À MON FRÈRE REVENANT D'ITALIE

Cette chanson ne figure pas sur les 33 tours publiés par Georges Brassens. Je ne l'ai découverte que tardivement, quand j'eus acquis, progrès technique aidant, les objets supportant les reports numériques des œuvres presque complètes de Tonton Georges : les disques compacts.

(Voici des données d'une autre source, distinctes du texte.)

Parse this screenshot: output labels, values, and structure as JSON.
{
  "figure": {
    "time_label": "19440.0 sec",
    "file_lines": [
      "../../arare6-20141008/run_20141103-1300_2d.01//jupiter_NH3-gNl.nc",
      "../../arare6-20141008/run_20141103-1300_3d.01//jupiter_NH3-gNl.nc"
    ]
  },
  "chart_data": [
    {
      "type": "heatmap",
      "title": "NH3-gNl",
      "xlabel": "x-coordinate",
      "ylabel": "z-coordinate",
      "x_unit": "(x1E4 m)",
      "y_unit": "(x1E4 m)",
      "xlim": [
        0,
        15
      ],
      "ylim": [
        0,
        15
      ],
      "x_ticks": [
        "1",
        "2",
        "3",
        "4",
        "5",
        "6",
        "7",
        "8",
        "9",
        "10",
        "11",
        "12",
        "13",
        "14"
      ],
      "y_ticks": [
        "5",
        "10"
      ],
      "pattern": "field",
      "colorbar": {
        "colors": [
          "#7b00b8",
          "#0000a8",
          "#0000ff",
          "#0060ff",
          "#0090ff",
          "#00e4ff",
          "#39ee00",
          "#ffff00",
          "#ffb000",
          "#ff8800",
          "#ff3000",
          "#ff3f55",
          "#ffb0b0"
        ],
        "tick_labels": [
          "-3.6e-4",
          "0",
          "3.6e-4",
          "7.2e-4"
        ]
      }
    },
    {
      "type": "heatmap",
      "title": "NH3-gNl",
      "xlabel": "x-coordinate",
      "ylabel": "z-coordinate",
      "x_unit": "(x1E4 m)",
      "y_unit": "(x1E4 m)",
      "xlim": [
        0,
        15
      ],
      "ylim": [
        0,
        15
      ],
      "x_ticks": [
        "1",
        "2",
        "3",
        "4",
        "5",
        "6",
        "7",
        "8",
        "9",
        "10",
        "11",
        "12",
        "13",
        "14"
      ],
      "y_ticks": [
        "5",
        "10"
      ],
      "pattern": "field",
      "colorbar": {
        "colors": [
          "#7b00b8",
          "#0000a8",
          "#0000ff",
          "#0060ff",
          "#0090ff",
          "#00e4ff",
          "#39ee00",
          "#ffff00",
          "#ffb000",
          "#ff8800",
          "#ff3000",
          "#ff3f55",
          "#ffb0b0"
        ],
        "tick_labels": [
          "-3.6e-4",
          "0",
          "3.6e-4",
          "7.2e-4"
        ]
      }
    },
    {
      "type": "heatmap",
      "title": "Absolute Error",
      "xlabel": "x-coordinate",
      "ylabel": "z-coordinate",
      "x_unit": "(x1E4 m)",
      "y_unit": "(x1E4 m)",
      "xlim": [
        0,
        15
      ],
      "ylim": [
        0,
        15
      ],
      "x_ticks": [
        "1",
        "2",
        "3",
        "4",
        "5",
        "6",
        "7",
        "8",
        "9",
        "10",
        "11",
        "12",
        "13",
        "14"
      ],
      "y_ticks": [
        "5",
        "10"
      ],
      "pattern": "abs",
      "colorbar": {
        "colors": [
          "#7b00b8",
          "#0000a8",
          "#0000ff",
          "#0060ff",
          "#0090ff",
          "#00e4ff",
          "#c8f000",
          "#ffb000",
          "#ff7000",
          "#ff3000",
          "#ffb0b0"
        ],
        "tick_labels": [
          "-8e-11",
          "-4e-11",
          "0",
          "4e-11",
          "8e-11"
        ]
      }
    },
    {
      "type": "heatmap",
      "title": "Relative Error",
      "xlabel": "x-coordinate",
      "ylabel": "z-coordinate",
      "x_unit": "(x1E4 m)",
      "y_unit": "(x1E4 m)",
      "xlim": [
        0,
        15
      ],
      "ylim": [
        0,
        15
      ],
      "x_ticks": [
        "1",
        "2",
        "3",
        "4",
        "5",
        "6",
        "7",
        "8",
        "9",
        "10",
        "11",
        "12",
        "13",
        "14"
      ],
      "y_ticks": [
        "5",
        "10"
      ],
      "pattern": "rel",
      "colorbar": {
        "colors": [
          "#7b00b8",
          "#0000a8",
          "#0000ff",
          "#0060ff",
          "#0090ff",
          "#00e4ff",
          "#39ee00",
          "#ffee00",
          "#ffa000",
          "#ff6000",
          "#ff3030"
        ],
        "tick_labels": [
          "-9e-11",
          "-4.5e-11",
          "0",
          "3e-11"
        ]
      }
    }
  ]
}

Je suis comme la France en matière de progrès sociétaux, je veux dire "en retard". Vous savez, ces farces qu'on veut à tout prix vous vendre pour le fin du fin du dernier cri. Tout juste sorti des urnes sondagières, vous savez, ces machins qui vous convainquent que vous votez pour un guignol à 50,01 %, alors que l'autre moitié de vous-même vote pour le concurrent à 49,99 %. Ensuite, c'est aux deux moitiés de se réconcilier.

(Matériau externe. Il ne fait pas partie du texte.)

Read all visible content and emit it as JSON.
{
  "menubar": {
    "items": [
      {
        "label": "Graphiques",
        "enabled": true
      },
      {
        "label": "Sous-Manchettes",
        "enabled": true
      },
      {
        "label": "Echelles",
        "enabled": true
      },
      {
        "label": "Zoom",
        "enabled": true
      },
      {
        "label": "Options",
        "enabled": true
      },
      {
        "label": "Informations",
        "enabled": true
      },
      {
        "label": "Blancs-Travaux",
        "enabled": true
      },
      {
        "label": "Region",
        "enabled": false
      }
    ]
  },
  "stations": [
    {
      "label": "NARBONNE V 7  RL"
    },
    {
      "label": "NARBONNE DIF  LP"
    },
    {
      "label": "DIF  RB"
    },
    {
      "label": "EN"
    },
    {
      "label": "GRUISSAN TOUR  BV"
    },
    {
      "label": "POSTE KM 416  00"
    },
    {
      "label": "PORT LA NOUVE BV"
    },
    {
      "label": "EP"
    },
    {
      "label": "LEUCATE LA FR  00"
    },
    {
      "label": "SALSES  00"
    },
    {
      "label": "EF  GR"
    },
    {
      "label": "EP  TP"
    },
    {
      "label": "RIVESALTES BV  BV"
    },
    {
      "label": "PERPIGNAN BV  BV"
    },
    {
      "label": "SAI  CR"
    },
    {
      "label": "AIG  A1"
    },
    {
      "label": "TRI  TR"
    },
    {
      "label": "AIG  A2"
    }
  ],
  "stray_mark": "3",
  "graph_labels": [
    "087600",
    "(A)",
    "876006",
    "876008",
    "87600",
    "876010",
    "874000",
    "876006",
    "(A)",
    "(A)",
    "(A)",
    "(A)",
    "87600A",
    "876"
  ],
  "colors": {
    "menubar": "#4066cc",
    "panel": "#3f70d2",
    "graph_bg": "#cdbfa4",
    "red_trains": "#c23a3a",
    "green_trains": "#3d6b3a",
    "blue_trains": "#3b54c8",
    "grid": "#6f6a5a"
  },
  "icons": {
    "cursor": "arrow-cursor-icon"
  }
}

D7 MOURIR POUR DES IDEES.jpg

Il semble que la chanson en question, non seulement est inconnue du grand public, mais reste un brin méconnue jusque dans les rangs des georgeomanes connaisseurs et autres brassensophiles diplômés. Quelle stupéfaction, quand j'avais entendu ce bijou, bien tardivement, au moment où j'avais remplacé mes vieux vinyles par des supports plus "modernes". On la trouve à la presque fin du CD "Mourir pour des idées" (avec la photo du chat au strabisme convergent carabiné). Dommage qu'une chanson-boutade vienne après ("Le roi boiteux", sur un poème de Gustave Nadaud), et rompe le charme. Enfin bon. 


 

Cette chanson magnifique (4'54 sur écran noir, moins de 5000 vues depuis août 2012, où elle fut installée, je n'ai rien trouvé d'autre) met en musique quelques strophes d'un magnifique poème d'Alfred de Musset : « A mon frère revenant d'Italie ». Du poème, Brassens ne retient que dix strophes sur trente-deux. Le goût poétique de Georges Brassens, inné et amoureusement cultivé, fait qu'il a indéniablement choisi les plus belles stances. Le poème s'en trouve miraculeusement allégé de ses impedimenta. 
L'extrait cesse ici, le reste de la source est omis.